Predications of a drop off in inflows after June's superannuation stampede have been proved wrong, with the usually slower September quarter breaking new inflow records.
Fresh figures from the Australian Prudential Regulation Authority show super money accounted for $13.8 billion in retirement benefit schemes within life insurers during the third quarter of last year.
This was a decline of only 1.2 per cent on June's record quarter and an escalation of 72.4 per cent on September 2006.
Super business in the September quarter was almost level with a "really busy June" and would continue rising, Aviva Australia general manager of marketing and public relations Tim Cobb said.
"Some super changes still came through in September but we still believe the momentum in super is going to be more buoyant going forward.
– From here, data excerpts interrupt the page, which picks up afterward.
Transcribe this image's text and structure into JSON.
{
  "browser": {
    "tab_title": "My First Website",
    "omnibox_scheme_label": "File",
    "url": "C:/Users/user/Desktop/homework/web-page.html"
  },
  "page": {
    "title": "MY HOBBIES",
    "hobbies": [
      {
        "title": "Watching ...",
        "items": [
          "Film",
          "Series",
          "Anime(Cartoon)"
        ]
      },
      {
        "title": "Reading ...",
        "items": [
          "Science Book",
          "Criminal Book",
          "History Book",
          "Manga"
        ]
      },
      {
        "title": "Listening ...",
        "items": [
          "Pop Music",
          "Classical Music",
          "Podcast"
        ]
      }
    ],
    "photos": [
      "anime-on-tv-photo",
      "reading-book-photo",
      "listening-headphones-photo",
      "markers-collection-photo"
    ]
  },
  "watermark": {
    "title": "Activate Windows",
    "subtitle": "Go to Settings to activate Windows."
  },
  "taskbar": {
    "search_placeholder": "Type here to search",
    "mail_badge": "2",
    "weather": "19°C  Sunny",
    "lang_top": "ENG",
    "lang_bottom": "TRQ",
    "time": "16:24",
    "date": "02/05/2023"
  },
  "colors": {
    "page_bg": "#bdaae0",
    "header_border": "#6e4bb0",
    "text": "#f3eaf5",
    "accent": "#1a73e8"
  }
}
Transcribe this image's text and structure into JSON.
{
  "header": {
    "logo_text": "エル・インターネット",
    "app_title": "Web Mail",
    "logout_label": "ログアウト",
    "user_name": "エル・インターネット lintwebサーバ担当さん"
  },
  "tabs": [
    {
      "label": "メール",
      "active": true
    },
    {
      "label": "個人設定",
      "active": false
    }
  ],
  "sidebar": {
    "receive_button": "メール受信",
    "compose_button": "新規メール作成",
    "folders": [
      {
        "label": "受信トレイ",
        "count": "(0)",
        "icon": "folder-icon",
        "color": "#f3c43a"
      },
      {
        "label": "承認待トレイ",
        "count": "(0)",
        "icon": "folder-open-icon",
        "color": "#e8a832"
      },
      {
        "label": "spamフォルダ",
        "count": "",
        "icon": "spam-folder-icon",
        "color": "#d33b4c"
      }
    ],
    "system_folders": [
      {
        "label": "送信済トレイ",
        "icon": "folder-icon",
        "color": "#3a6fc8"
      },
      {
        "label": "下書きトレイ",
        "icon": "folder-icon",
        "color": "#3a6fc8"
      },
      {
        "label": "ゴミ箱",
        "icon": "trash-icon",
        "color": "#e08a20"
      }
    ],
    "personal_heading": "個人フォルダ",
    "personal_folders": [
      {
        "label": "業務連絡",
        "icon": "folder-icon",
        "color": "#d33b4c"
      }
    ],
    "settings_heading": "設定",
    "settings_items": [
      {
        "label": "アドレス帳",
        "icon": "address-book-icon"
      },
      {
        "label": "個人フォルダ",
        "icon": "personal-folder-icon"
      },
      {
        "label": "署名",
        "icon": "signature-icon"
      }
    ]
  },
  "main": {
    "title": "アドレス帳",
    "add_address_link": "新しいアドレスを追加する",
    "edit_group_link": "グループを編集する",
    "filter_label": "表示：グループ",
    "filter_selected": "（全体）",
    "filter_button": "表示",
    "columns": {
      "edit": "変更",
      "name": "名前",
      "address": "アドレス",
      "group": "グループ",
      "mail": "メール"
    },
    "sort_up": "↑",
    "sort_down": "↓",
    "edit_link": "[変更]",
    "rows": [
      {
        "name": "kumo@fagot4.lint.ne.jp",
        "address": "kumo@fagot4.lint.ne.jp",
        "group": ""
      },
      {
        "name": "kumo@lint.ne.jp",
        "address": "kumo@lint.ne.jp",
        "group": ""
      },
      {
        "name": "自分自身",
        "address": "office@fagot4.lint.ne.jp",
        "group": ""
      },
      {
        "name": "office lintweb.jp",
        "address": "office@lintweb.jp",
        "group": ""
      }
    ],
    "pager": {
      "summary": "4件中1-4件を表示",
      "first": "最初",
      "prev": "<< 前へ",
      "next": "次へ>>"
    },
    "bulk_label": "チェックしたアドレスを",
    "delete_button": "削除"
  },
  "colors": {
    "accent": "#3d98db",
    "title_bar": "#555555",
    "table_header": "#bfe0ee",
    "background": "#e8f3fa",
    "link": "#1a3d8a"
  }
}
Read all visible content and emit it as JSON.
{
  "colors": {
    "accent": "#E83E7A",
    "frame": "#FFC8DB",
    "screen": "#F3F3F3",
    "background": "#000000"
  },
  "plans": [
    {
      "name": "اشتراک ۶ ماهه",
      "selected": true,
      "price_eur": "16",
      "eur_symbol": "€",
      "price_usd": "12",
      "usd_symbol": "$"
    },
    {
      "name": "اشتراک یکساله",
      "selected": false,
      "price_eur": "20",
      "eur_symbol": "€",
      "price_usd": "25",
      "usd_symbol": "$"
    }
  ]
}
The fourth quarter is going to be buoyant and so is 2008," Cobb said.
"There are still a lot of people who have significant amounts of money which they can put into super."
Retirement savers sought to cash in on the former government's super reform package before June 30 but did not stop there, getting in before changes to the pensions asset test on September 20.
Over 90 per cent of assets held by life insurance companies is now super money, compared to 60 per cent two decades ago when non-super assets such as investment bonds comprised 40 per cent of total life office assets.
The rise of retail platforms and investment vehicles has almost halved the share of Australia's $1.1 trillion in super money held within life offices during this period.
At the end of September life offices held a 19.3 per cent share of total super assets, compared to 36.9 per cent in 1988.
Retail funds hold around a third of total assets, followed by self-managed super funds.